Re: Johns Hopkins 2021
Posted: Tue Jul 14, 2020 3:23 pm
Maybe one could infer from BJS47's post a certain implication of animus toward young people qua young people. I don't necessarily read it that way, but I can see how one could. Your response to BJS47, by contrast, is explicitly about age from the first word to the last. That you find exactly one of these posts to be unambiguously ageist, and think it isn't yours, strikes me as applying a very strange double standard.
The post in question was explicitly framed: "Regarding 'diversity' at JHU." The immediately preceding post, by SteelHop, discussed "diversity" as one motivation for Stanford's decision to cut several non-revenue sports. Although it hasn't been discussed much on the Hop thread, other threads have had more conversation about diversity as an institutional imperative in light of similar decisions at other elite schools. In that context I thought BJS47 did a decent job of lampshading the logical connection to previous posts.
Look, anybody saying anything about anything is exercising his or her constitutional right. If you think a particular group of protestors' slogans are inane and stupid, saying so doesn't impugn their right to protest, any more than your saying so about BJS47's posts impugns his right to say stuff on the internet. I'm not sure I grasp the reference to scare quotes: being an activist doesn't confer any special rights to speak, so whether the students are activists or merely "activists" makes no difference from a constitutional standpoint.
No argument there.
This seems like an odd requirement for somebody to be entitled to an opinion. I don't know much about these York Rd. protestors, but are they getting together, say, to recite Zen koans and modernist poetry as a form of pure performance art? Or are they taking positions on matters of public policy of interest to anyone with a stake in the overall direction of government and society? You can't have it both ways: if the students are engaged in core political expression on issues of broad public relevance, then any citizen has standing to comment, regardless of whether he or she is "impacted" in some narrow sense.
Maybe, maybe not. It's the offseason.
Here's what I took it to mean; the OP can correct me if I've got it wrong. It's a longstanding critique of "diversity," in the concrete way that concept has been interpreted and pursued in American society within the past generation or so, that it tends to produce institutions that draw upon a wider range of different demographic groups but are actually more, not less, uniform in their members' beliefs and outlook, as well as more homogeneous between one such institution and another.
If one defines diversity circularly just to mean the presence of certain groups pre-defined to be "diverse," then there's no problem here. But if you think of that demographic push as -- among other things -- a means to the larger end of promoting a more genuinely varied and unpredictable pluralism of ideas and perspectives, not only within any given institution, but also between each institutional community and its peers, then it seems to me perfectly legitimate to wonder if something has gone wrong along the way.
At least, if it is the case that students' social and political views are more rigidly stereotyped, less subject to idiosyncratic local and personal differences, than at some time in the past (this may nor may not be true, but I gather it's what BJS47 thinks), then that certainly looks like a relevant data point in determining whether "diversity" is a laudable ideal or hollow slogan.
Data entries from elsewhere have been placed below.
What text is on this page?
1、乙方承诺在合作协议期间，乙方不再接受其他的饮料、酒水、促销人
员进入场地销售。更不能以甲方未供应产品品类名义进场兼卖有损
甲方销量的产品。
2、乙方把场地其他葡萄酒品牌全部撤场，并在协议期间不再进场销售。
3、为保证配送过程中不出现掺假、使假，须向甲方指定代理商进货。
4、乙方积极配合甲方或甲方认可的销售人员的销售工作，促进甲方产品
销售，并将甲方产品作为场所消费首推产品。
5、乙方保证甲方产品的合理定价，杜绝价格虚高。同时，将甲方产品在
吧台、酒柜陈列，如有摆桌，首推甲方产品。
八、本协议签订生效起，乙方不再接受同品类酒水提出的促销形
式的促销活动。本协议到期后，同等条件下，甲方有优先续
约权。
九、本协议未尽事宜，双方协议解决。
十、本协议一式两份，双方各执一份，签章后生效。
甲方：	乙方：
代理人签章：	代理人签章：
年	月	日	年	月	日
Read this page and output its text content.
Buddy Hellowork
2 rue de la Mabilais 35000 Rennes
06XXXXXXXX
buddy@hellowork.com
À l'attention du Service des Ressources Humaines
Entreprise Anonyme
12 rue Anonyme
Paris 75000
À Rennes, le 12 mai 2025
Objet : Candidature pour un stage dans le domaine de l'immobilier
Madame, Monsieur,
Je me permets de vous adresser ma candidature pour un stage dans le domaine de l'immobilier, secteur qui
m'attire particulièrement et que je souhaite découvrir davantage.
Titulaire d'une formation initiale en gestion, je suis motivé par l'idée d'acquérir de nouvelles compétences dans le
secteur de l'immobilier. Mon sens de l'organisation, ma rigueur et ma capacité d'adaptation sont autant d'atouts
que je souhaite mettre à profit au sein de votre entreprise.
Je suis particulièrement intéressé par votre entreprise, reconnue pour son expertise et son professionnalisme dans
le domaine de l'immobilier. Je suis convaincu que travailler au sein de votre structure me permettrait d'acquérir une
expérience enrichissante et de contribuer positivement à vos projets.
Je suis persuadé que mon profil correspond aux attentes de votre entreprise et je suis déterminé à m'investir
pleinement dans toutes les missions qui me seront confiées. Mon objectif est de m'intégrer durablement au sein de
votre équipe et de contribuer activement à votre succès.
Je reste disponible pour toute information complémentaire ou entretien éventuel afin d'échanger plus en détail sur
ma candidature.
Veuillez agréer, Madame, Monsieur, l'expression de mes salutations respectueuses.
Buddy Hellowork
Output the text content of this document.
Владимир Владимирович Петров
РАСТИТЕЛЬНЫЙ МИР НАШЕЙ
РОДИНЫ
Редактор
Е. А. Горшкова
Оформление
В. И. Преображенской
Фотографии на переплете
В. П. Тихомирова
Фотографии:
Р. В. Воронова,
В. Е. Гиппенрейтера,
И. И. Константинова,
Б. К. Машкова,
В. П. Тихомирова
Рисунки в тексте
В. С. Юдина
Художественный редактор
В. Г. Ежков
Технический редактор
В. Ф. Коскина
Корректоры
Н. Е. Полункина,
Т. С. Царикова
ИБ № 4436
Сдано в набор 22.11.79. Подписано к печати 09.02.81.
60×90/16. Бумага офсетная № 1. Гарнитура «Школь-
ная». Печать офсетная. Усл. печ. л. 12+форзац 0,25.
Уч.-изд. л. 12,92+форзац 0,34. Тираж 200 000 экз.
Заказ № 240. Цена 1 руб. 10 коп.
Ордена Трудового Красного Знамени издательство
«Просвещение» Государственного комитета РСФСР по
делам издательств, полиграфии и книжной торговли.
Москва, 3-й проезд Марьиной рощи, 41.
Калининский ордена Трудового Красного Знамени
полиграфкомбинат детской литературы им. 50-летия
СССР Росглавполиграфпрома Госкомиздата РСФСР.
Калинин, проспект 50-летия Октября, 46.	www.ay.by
Which should presumably affect the way one thinks about institutions that appeal to it in making major decisions about, e.g., sports.
That is not what I said. My claim was that if we think somebody's age provides a license to be openly dismissive of their opinions, then there's at least as strong an argument for dismissing the opinions of the young as of the old. The clear implication was that no ideas should be dismissed purely because of the age of the person who has them. I do think BJS47 was openly dismissive of the student protestors. But that was because -- rightly or wrongly -- he sees their ideas as silly and shallowly conformist. This is a claim debatable on its merits, not an appeal to authority based on being, or not being, any particular age.
I can certainly sympathize with the impulse to defend someone whose expression you feel has been unfairly maligned. After all, I'm I don't-know-how-many-words deep into a defense of somebody else's post, who is clearly capable of speaking for himself, and whose modal contribution to the Hop thread is basically "That Q the K! That Q the K! I do not like that Q the K!" So whatever else we have to agree to disagree on, I guess we've both got that going for us.